Quinoa is one of my favorite grains! As I follow a plant-based diet, it’s sometimes hard to get the protein I need, but quinoa is a complete protein source providing all nine essential amino acids. It is also high in fiber and contains magnesium, iron, potassium, and zinc.
If you’re looking for a grain-based side dish, but this one isn’t quite it, consider:
- Black Rice and Mango Salad – Dairy-Free, Gluten-Free, Vegan
- Corn Maque Choux – Gluten-free
- Couscous with Asparagus and Peas – Vegetarian (Dairy-free and Vegan if you serve the Parmesan on the side)
- Farro Salad with Mushrooms and Thyme – Dairy-free, Vegan
- Pilaf with Pine Nuts and Currants – Dairy-Free, Vegan
- Tuscan Orzo Vegetable Salad – Dairy-Free, Vegan
- White Bean Salad – Dairy-free, Gluten-free, Vegan
- Wild Rice Stuffed Peppers – Dairy-free, Gluten-free, Vegan
If you want to make this the centerpiece of a plant-based/vegan menu, consider the following:
- Armenian Dolma – Stuffed Grape Leaves
- Grilled Cauliflower Steaks with Chimichurri Sauce
- Steamed Asparagus – of course, omit the Hollandaise sauce
- White Bean Salad
- Fruit Parfaits with Vanilla Lime Cream

Mediterranean Quinoa Salad
Ingredients
- 2 cups vegetable bouillon
- 1 clove garlic smashed
- 1 cup quinoa rinsed
- 1 cup red onion diced, about 1/2 of a medium onion
- ¾ cup green bell pepper diced, about 1/2 of a large pepper
- ½ cup kalamata olives chopped
- ½ cup feta cheese crumbled
- ¼ cup fresh parsley chopped
- ¼ cup fresh chives chopped
- ½ tsp salt
- â…” cup fresh lemon juice
- 1 Tbsp balsamic vinegar
- ¼ cup olive oil extra virgin
Instructions
- Bring the bouillon and garlic to a boil in a medium saucepan.
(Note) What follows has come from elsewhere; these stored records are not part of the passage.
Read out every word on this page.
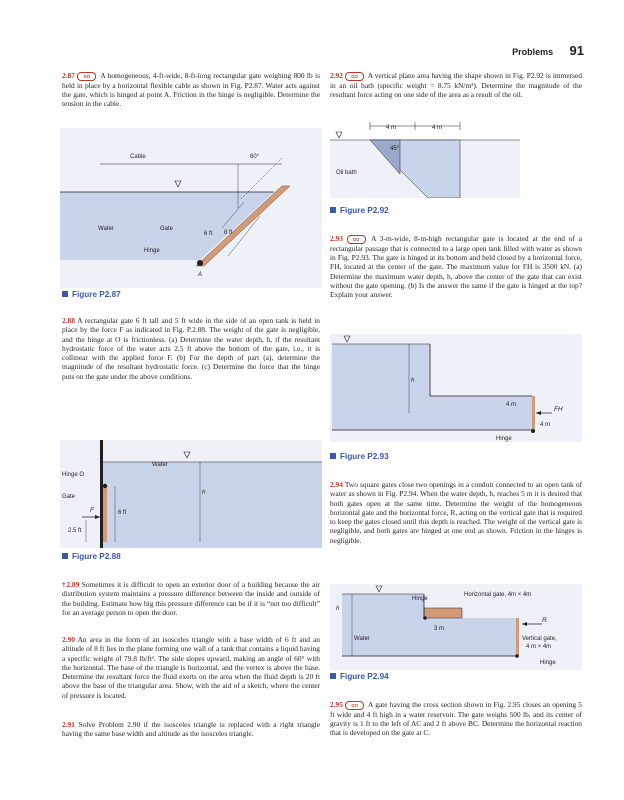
Problems 91
2.87 GO A homogeneous, 4-ft-wide, 8-ft-long rectangular gate weighing 800 lb is held in place by a horizontal flexible cable as shown in Fig. P2.87. Water acts against the gate, which is hinged at point A. Friction in the hinge is negligible. Determine the tension in the cable.
Cable	60°
Water	Gate
Hinge
6 ft 8 ft
A
Figure P2.87
2.88 A rectangular gate 6 ft tall and 5 ft wide in the side of an open tank is held in place by the force F as indicated in Fig. P.2.88. The weight of the gate is negligible, and the hinge at O is frictionless. (a) Determine the water depth, h, if the resultant hydrostatic force of the water acts 2.5 ft above the bottom of the gate, i.e., it is collinear with the applied force F. (b) For the depth of part (a), determine the magnitude of the resultant hydrostatic force. (c) Determine the force that the hinge puts on the gate under the above conditions.
Water
Hinge O
Gate
F	6 ft
2.5 ft
h
Figure P2.88
†2.89 Sometimes it is difficult to open an exterior door of a building because the air distribution system maintains a pressure difference between the inside and outside of the building. Estimate how big this pressure difference can be if it is “not too difficult” for an average person to open the door.
2.90 An area in the form of an isosceles triangle with a base width of 6 ft and an altitude of 8 ft lies in the plane forming one wall of a tank that contains a liquid having a specific weight of 79.8 lb/ft³. The side slopes upward, making an angle of 60° with the horizontal. The base of the triangle is horizontal, and the vertex is above the base. Determine the resultant force the fluid exerts on the area when the fluid depth is 20 ft above the base of the triangular area. Show, with the aid of a sketch, where the center of pressure is located.
2.91 Solve Problem 2.90 if the isosceles triangle is replaced with a right triangle having the same base width and altitude as the isosceles triangle.
2.92 GO A vertical plane area having the shape shown in Fig. P2.92 is immersed in an oil bath (specific weight = 8.75 kN/m³). Determine the magnitude of the resultant force acting on one side of the area as a result of the oil.
4 m	4 m
45°
Oil bath
Figure P2.92
2.93 GO A 3-m-wide, 8-m-high rectangular gate is located at the end of a rectangular passage that is connected to a large open tank filled with water as shown in Fig. P2.93. The gate is hinged at its bottom and held closed by a horizontal force, FH, located at the center of the gate. The maximum value for FH is 3500 kN. (a) Determine the maximum water depth, h, above the center of the gate that can exist without the gate opening. (b) Is the answer the same if the gate is hinged at the top? Explain your answer.
h
4 m
4 m
FH
Hinge
Figure P2.93
2.94 Two square gates close two openings in a conduit connected to an open tank of water as shown in Fig. P2.94. When the water depth, h, reaches 5 m it is desired that both gates open at the same time. Determine the weight of the homogeneous horizontal gate and the horizontal force, R, acting on the vertical gate that is required to keep the gates closed until this depth is reached. The weight of the vertical gate is negligible, and both gates are hinged at one end as shown. Friction in the hinges is negligible.
Hinge
Horizontal gate, 4m × 4m
h
3 m
R
Water	Vertical gate,
4 m × 4m
Hinge
Figure P2.94
2.95 GO A gate having the cross section shown in Fig. 2.95 closes an opening 5 ft wide and 4 ft high in a water reservoir. The gate weighs 500 lb, and its center of gravity is 1 ft to the left of AC and 2 ft above BC. Determine the horizontal reaction that is developed on the gate at C.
Stir in the quinoa, reduce heat to medium-low, cover, and simmer until the quinoa is tender and the water has been absorbed, 15 to 20 minutes. Discard the garlic clove and scrape the quinoa into a large bowl.
- Gently stir the onion, bell pepper, olives, feta cheese, parsley, chives, and salt into the quinoa.
- Drizzle with the lemon juice, balsamic vinegar, and olive oil. Stir until evenly mixed. Serve warm, room temperature, or refrigerate and serve cold.